Fatal Auto Accident, N E Alford, 1937 MS

This obituary haws lottos information, family & military.

Shock of Accident Fatal to Pike Vet; Daughter is Injured

Rev. N. E. Alford is Eleventh in Year’s Highway Toll
Long Life Ends for Aged Man
Only One Confederate Veteran Left in County

The Rev. N. E. Alford, a Methodist minister for 42 years, and until yesterday one of Pike county’s two surviving Confederate veterans, died at a local hospital last night. Death was due to shock resulting from an automobile accident near Kentwood, La., yesterday, afternoon. Mr. Alford, whose age was 91 years, 9 months and 14 days, was very active notwithstanding. He had been to Baton Rouge for a visit, and was enroute home with members of his family.

Loses control. The automobile, driven by his son, B. P. Alford [Barney Pipkin Alford], Holmesville, met a large truck just south of Kentwood, and the driver lost control. The car swerved into a ditch and ran back onto the road, it was reported, a serious wreck being narrowly avoided. The accident happened at about 3:30 Tuesday afternoon.

Miss Annie Alford, of Kansas City who was here on a visit with her father, sustained a broken arm in the accident. Other members of the party, which included Mrs. B. P. Alford and a granddaughter of the Rev. Mr. Alford, Mrs. Ralph Crisco, of Koselusko. Neither Mrs. Alford or Mrs. Crisco sustained injuries more serious than bruises.

Daughter Resting Well. Mr. Alford and Miss Alford were brought to a local hospital, where the father died at 12:30 this morning. Miss Alford was reported resting as well as could be expected.

The Rev. Mr. Alford was born and reared in Pike county. He was a member of one of the county’s most prominent families, and his life was one of faithful service in the Christian cause. Four of his sons are ministers of the gospel.

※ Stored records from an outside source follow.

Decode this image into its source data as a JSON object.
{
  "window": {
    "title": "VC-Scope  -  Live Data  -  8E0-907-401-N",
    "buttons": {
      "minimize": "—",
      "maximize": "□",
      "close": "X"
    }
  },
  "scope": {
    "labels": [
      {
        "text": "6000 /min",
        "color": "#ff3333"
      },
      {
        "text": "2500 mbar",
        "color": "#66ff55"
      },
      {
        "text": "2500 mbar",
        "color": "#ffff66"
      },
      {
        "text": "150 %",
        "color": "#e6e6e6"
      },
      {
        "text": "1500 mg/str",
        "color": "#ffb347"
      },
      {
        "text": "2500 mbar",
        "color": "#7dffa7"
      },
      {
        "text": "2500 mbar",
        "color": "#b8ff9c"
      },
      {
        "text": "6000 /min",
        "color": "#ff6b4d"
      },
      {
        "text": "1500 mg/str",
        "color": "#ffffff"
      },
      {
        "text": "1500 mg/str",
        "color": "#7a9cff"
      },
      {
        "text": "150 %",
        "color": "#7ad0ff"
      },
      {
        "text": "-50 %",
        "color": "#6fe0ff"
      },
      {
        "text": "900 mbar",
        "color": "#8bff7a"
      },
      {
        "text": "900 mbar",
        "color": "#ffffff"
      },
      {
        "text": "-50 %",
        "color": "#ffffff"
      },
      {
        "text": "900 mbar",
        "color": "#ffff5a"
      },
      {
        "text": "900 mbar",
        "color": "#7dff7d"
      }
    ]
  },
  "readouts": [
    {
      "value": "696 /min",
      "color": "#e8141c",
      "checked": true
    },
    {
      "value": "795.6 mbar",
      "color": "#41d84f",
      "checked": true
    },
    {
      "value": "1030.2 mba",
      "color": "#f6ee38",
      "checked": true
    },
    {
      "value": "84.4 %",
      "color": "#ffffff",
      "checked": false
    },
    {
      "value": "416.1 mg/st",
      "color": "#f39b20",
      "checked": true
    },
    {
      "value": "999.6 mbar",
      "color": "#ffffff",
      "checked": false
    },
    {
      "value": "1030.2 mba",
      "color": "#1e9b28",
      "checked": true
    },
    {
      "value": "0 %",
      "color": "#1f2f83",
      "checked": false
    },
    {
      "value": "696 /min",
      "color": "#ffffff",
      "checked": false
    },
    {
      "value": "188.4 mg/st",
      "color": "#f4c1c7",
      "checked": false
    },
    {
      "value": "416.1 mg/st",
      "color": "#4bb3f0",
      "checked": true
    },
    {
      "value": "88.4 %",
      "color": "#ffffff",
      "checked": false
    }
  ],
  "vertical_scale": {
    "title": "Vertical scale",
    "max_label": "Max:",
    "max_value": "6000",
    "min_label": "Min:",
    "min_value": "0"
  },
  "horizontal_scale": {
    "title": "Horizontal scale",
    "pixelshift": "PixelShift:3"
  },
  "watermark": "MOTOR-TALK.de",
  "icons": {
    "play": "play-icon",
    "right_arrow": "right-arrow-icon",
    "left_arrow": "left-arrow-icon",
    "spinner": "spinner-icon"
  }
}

Funeral Thursday. Funeral services will be held at Holmesville Church Thursday afternoon at 3 o’clock, with the Rev. W. J. Saunders, of Osyka, and Dr. J. W. Mayfield, McComb, officiating. Internment will be in the family cemetery, eight miles east of Magnolia.

Surviving the Rev. Mr. Alford are seven sons, the Rev. J. M. Alford, Monroe, La.; the Rev. C. W. Alford, Webster, Fla.; the Rev. J. P. Alford, Istrouma, La.; B. P. Alford, Holmesville; H. J. and Lucius H. Alford, San Antonio, Texas; two daughters, Miss Annie Alford, Kansas City; and Mrs. R. T. Hollingsworth, Tutwiler. His wife, one son, T. L. Alford, and one daughter, Miss Dora Alford, preceded him n death. One sister, Mrs. Laura Burch, McComb, a number of grandchildren and great grandchildren also survive.

Last Confederate. The death of Mr. Alford leaves Pike county with only one surviving Confederate veteran, Mr. Joe Berryhill, of Magnolia.

Throughout the years of his life, the Rev. Mr. Alford was recognized as one of the pillars of both his church and his community. His life was one of Christian ministrations, and his influence was consistently on the side of progress and righteousness.

Saturday afternoon Mr. Alford came to McComb. Despite his age he was physically active and mentally alert. His death marks the passing of a stalwart Christian character.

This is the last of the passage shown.